I’ve been catching up on the Museopunks podcast series, and a section of March’s installment, the Economics of Free, particularly caught my attention. In an interview, director of the Dallas Museum of Art, Maxwell L. Anderson compares the data that shopping malls collect about their customers to the relative paucity of data that is collected about visitors to the typical art museum. I think it’s worth repeating (from about 18min into the podcast):

[Malls] know all this basic information about their visitors. Then you go to an art museum. What do we know? How many warm impulses cross a threshold? That’s what we count! And then we’re done! And we have no idea what people are doing, once they come inside, what they’re experiencing, what they’re learning, what they’re leaving with, who they are, where they live, what interests and motivates them . . . so apart from that we’re doing great, you know. We’re like that mall that has no idea of sales per square foot, sales per customer. . . so we’re really not doing anything in respect to knowing our visitors. And learning about our visitors seems to me the most basic thing we can do after hanging the art. You know, you hang the art, and then you open the doors and all we have been doing is “hey look there are more people in the doors”.  And the Art Newspaper dedicates an annual ‘statistical porn’ edition of how many bodies crossed thresholds. Nobody’s asking how important the shows were, or what scholarly advances were realised as a function of them, or what people learned, how they affected grades in school. Nobody knows any of that. Nobody knows who the visitors were. So I consider it a baseline. We’re just at the primordial ooze of starting to understand what museums should be doing with this other part of our mission which is not the collection but the public.

I’d argue that we’re a little bit beyond the ‘primordial ooze’ stage of understanding*, although Anderson’s right in that many museums don’t go much beyond counting ‘warm impulses’ (those infra-red people counters).

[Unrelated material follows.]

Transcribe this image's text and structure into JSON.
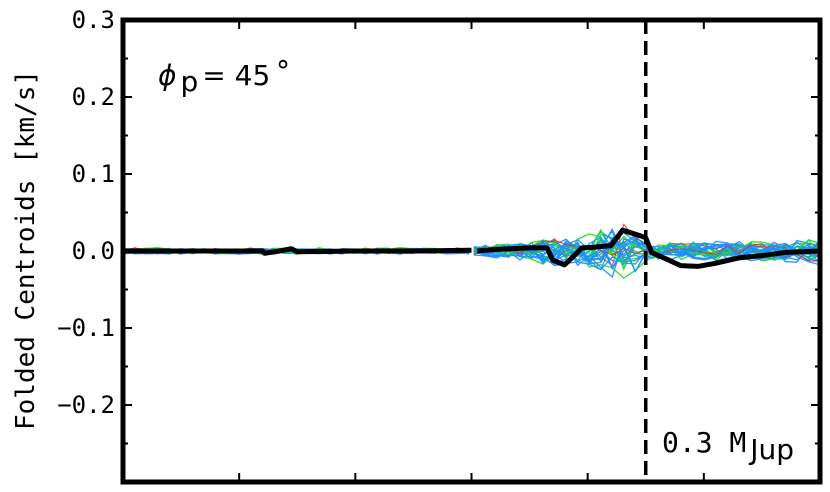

He goes on to describe how the DMA’s Friends program is giving the museum more data about what their visitors do while inside the museum, and how this can inform their engagement strategies (22:45):

This is just another form of research, you know . . . we do research on our collections without blinking an eye, we think nothing of it. We spend copious amounts of time sending curators overseas to look at archives to study works of art but we’ve never studied our visitors. The only time museums typically study their visitors is when they have a big show, and they’re outperforming their last three years, everybody’s excited, and there’s a fever, and you measure that moment, which is measuring a fever. The fever subsides, the data’s no longer relevant but that’s what you hold on to and point to as economic impact. And largely, it’s an illusion.

I find it interesting that Anderson puts visitor research on a par with collection-based research. Often, I get the sense that collection research is seen as ‘core’ museological business, but visitor research is only a ‘nice to have’ if there is the budget. But perhaps this is a sign of shifting priorities?

 

*Historically, most visitor experience research has taken place in science centres, children’s museums, zoos and aquariums rather than museums of fine art. Although there are of course exceptions.